Articles publiés par le Dr Jean-Luc Mergui dans Gynéco-online

L’interprétation des mammographies est une des taches les plus difficiles pour les radiologues car la sensibilité de la mammographie dite de dépistage varie entre 70 & 80%, d’où la possibilité intrinsèque  de « rater » d’authentiques cancers !

En Italie depuis 12 ans, certaines études ont d’ailleurs montré une augmentation significative des plaintes pour faux négatifs de la mammographie et aux USA le retard diagnostique pour un cancer du sein est la cause principale des plaintes juridiques pour erreur médicale (toutes causes confondues)  et  le second  en termes de montant financier ! A tel  point que le nombre de radiologues acceptant de lire et interpréter des mammographies aux Etats-Unis baisse de façon continue. Par ailleurs le taux de reconvocation pour anomalie de la mammo varie entre 3 & 6% dans la plupart des programmes de dépistage, celui-ci grimpe aux USA au delà de 10% par crainte des poursuites pour insuffisance diagnostique, d’où une modification de la spécificité, de la valeur prédictive positive et des sur diagnostiques et sur traitements dans certains pays en raison de la peur des poursuites.
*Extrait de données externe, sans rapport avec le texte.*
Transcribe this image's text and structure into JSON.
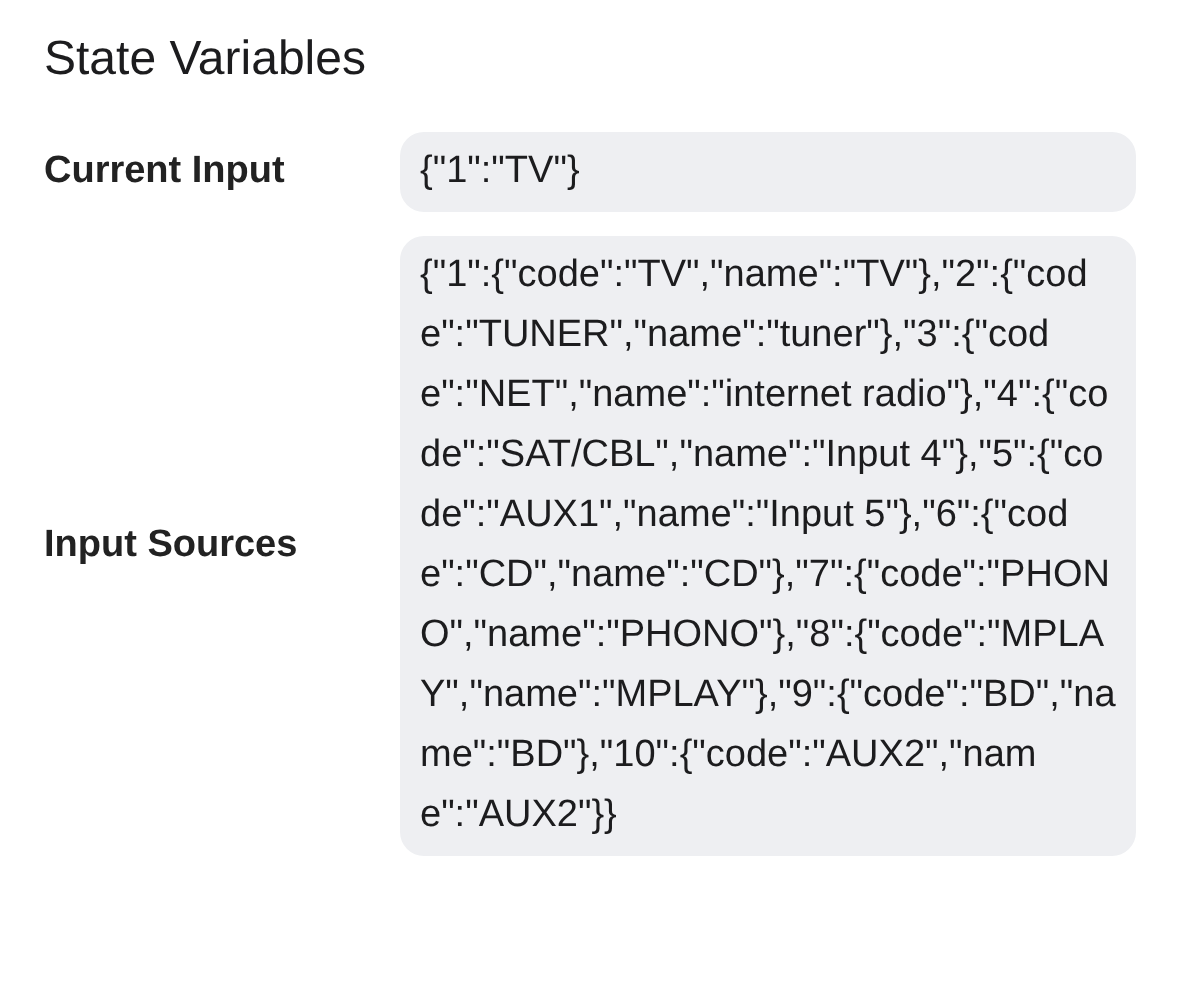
{
  "title": "State Variables",
  "variables": [
    {
      "label": "Current Input",
      "value": "{\"1\":\"TV\"}"
    },
    {
      "label": "Input Sources",
      "value": "{\"1\":{\"code\":\"TV\",\"name\":\"TV\"},\"2\":{\"code\":\"TUNER\",\"name\":\"tuner\"},\"3\":{\"code\":\"NET\",\"name\":\"internet radio\"},\"4\":{\"code\":\"SAT/CBL\",\"name\":\"Input 4\"},\"5\":{\"code\":\"AUX1\",\"name\":\"Input 5\"},\"6\":{\"code\":\"CD\",\"name\":\"CD\"},\"7\":{\"code\":\"PHONO\",\"name\":\"PHONO\"},\"8\":{\"code\":\"MPLAY\",\"name\":\"MPLAY\"},\"9\":{\"code\":\"BD\",\"name\":\"BD\"},\"10\":{\"code\":\"AUX2\",\"name\":\"AUX2\"}}"
    }
  ]
}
Cette étude présentée ici, porte sur 351.000 mammographies de dépistage faite dans une région sud des pays bas entre 1997 & 2009, dans des conditions de dépistage organisé (double lecture, patientes entre 50-75 ans, mammo biennales). Parmi ces mammographies et après réévaluation à posteriori, les auteurs ont déterminé que 20.9% des cancers et 24.3% des cancers de l’intervalle ont été manqués par les mammographies initiales soit respectivement 308 & 163 patientes.

Seules 19 de ces patientes ont  contacté la direction de l’organisation pour demander des justifications à ce retard et aucune n’a ensuite porté plainte auprès des tribunaux, pendant le même temps 3 patientes ont directement porté plainte auprès des tribunaux sans demander de justification à l’organisme de dépistage ( l’une a été débouté et deux affaires sont encore en cours).

Les auteurs concluent donc qu’aux Pays Bas (tout du moins) les plaintes pour erreur de mammographie sont exceptionnelles bien que 20 % des diagnostics aient été manqués par le dépistage et que prés de 5% des patientes porteuses  d’un cancer ont eu un retard diagnostique significatif de ce fait !  Espérons  qu’en France, située entre les pays bas et l’Italie, les choses en soit de même car l’augmentation des plaintes et leur prise en charge financière par la justice pourraient avoir comme conséquences un taux de reconvocation, de biopsies ou explorations complémentaires (échographies, IRM), de sur-diagnostiques et sur-traitements dont les conséquences  économiques et humaines seraient peut-être pour le moins aussi importantes pour toutes les femmes.

Malpractice claims following screening mammography in the Netherlands.

van Breest Smallenburg V, Setz-Pels W, Groenewoud JH, Voogd AC, Jansen FH, Louwman MW, Tielbeek AV, Duijm LE.

Int J Cancer. 2011 Dec 15. doi: 10.1002/ijc.27398.